Cranberry Chile Meatballs
These Cranberry Chile Meatballs are a flavorful and easy appetizer recipe that makes the perfect treat for holiday entertaining!
- 2 pounds ground beef
- 1 teaspoon fresh parsley - chopped
- 2 tablespoon Redstone 18 Year Traditional Balsamic Vinegar
- 1/2 teaspoon Redstone Roasted Garlic Sea Salt
- 2 tablespoons chopped onions
- 1 cup quick-cooking oats - uncooked
- 2 eggs - beaten
- 1/4 teaspoon Redstone Steakhouse Spice Blend
- 1/3 cup ketchup
- 1 can (14 ounces) jellied cranberry sauce
- 1 bottle (12 ounces) chili sauce
- 1/2 cup brown sugar - packed
- 2 tablespoon Redstone Sicilian Lemon Balsamic Vinegar
Begin by preheating your oven to 350 degrees F.

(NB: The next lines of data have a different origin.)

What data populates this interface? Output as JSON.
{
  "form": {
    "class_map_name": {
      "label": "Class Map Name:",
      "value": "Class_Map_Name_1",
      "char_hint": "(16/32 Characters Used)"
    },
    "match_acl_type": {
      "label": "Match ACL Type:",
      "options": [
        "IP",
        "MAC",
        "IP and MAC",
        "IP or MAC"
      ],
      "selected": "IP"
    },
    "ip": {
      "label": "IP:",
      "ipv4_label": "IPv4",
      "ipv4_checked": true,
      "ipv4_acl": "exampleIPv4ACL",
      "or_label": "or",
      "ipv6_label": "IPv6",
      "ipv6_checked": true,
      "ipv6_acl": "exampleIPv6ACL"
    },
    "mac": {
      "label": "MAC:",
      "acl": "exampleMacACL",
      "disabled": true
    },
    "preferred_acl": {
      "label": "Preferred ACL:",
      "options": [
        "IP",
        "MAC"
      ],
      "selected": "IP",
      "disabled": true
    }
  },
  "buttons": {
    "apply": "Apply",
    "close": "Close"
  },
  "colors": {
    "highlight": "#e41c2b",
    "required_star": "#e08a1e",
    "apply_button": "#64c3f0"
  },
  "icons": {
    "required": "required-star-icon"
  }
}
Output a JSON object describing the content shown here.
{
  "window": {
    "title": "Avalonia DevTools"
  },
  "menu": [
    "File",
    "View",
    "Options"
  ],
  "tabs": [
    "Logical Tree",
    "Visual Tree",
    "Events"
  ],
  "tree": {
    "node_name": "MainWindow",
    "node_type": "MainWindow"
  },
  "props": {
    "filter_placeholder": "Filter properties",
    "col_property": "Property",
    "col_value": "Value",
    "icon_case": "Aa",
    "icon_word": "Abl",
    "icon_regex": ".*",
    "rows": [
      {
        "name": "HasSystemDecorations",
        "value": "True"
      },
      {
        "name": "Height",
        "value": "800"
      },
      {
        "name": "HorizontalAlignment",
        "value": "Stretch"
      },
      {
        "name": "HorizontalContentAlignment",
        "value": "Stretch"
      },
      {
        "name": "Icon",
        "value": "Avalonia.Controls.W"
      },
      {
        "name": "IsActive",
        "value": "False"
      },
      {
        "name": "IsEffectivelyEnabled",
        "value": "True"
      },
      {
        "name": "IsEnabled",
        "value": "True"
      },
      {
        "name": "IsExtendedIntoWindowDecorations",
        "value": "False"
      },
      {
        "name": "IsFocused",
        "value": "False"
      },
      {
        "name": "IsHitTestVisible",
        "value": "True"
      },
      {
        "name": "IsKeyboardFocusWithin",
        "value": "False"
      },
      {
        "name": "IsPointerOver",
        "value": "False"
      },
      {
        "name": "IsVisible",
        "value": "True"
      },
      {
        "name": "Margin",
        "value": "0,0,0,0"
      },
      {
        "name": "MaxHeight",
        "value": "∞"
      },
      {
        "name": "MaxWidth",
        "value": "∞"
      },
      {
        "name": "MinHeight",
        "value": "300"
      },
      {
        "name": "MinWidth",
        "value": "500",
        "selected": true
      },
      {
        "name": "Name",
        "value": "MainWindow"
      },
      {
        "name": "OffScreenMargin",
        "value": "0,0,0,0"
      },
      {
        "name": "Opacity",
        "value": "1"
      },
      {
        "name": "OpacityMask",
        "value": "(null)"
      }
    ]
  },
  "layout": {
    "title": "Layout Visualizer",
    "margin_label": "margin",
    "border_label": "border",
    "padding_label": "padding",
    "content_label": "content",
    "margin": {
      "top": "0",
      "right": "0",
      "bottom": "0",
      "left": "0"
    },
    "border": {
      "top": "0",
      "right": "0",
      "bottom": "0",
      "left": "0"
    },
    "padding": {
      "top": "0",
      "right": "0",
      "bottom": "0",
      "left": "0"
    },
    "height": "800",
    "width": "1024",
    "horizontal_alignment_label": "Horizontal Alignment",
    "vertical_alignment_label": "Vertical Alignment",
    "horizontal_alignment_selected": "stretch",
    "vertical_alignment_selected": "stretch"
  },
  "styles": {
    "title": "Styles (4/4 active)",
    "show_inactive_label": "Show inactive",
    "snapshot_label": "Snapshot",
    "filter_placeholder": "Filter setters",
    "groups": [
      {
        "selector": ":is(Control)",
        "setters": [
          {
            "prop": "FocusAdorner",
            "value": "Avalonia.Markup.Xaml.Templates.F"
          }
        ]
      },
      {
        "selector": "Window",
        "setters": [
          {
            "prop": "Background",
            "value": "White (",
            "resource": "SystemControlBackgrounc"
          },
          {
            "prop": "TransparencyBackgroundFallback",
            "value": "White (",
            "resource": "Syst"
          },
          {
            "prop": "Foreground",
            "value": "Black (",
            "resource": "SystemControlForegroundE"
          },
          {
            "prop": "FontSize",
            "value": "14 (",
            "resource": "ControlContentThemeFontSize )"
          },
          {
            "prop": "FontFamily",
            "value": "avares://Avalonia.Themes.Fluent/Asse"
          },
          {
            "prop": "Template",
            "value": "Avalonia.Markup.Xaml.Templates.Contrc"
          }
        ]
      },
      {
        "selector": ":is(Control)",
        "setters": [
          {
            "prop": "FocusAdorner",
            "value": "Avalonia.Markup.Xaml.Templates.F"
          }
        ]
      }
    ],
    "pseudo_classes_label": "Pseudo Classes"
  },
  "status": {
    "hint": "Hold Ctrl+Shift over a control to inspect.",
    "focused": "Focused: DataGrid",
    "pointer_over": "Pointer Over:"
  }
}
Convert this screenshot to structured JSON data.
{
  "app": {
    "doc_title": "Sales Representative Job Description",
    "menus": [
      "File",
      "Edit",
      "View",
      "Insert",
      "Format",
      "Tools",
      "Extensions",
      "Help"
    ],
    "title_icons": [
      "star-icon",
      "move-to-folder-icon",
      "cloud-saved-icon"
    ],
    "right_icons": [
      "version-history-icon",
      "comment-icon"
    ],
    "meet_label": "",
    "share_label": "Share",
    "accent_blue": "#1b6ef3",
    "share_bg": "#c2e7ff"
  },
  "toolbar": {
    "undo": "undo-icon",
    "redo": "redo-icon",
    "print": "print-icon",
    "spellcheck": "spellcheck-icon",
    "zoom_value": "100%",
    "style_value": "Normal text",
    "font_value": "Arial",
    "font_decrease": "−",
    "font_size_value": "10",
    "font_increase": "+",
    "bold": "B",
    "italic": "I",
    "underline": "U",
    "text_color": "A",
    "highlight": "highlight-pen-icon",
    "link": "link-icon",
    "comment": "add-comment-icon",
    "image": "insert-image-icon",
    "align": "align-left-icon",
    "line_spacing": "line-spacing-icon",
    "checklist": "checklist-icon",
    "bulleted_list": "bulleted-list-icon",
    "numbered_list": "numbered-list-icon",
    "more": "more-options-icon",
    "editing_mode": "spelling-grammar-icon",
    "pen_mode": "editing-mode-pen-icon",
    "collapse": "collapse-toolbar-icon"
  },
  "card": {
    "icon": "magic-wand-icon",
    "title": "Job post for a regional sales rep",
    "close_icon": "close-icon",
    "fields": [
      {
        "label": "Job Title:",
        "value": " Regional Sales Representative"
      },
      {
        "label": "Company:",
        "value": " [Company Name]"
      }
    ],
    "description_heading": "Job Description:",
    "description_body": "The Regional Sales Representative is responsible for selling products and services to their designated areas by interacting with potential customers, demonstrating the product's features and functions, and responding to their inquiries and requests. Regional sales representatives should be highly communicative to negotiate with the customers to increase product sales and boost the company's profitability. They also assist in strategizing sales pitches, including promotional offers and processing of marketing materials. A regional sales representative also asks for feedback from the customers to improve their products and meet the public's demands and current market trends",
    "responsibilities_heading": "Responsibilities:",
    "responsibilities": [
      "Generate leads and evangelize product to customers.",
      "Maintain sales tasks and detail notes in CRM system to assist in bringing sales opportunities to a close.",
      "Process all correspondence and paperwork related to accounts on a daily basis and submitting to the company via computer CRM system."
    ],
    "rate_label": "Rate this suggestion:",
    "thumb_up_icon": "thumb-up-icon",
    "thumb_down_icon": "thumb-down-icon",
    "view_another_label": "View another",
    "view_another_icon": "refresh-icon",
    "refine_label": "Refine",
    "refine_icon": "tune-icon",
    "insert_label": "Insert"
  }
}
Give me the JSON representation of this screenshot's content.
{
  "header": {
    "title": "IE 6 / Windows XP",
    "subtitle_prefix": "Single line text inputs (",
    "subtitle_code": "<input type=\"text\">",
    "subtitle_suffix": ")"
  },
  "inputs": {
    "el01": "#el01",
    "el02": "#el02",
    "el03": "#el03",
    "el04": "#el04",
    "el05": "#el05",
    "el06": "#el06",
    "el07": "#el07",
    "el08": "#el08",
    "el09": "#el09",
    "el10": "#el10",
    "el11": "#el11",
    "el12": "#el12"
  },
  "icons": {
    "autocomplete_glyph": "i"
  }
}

Next, in a large bowl, combine all of the meatball ingredients. Mix with a fork until well combined. Then, roll into 2-inch balls and arrange the balls on a shallow baking pan. Bake for 25 minutes. When done, drain off any excess grease.
In a small bowl, prepare the cranberry sauce by whisking all of the ingredients together until smooth. Then, spoon the sauce over the meatballs and bake for 15 more minutes. Serve warm.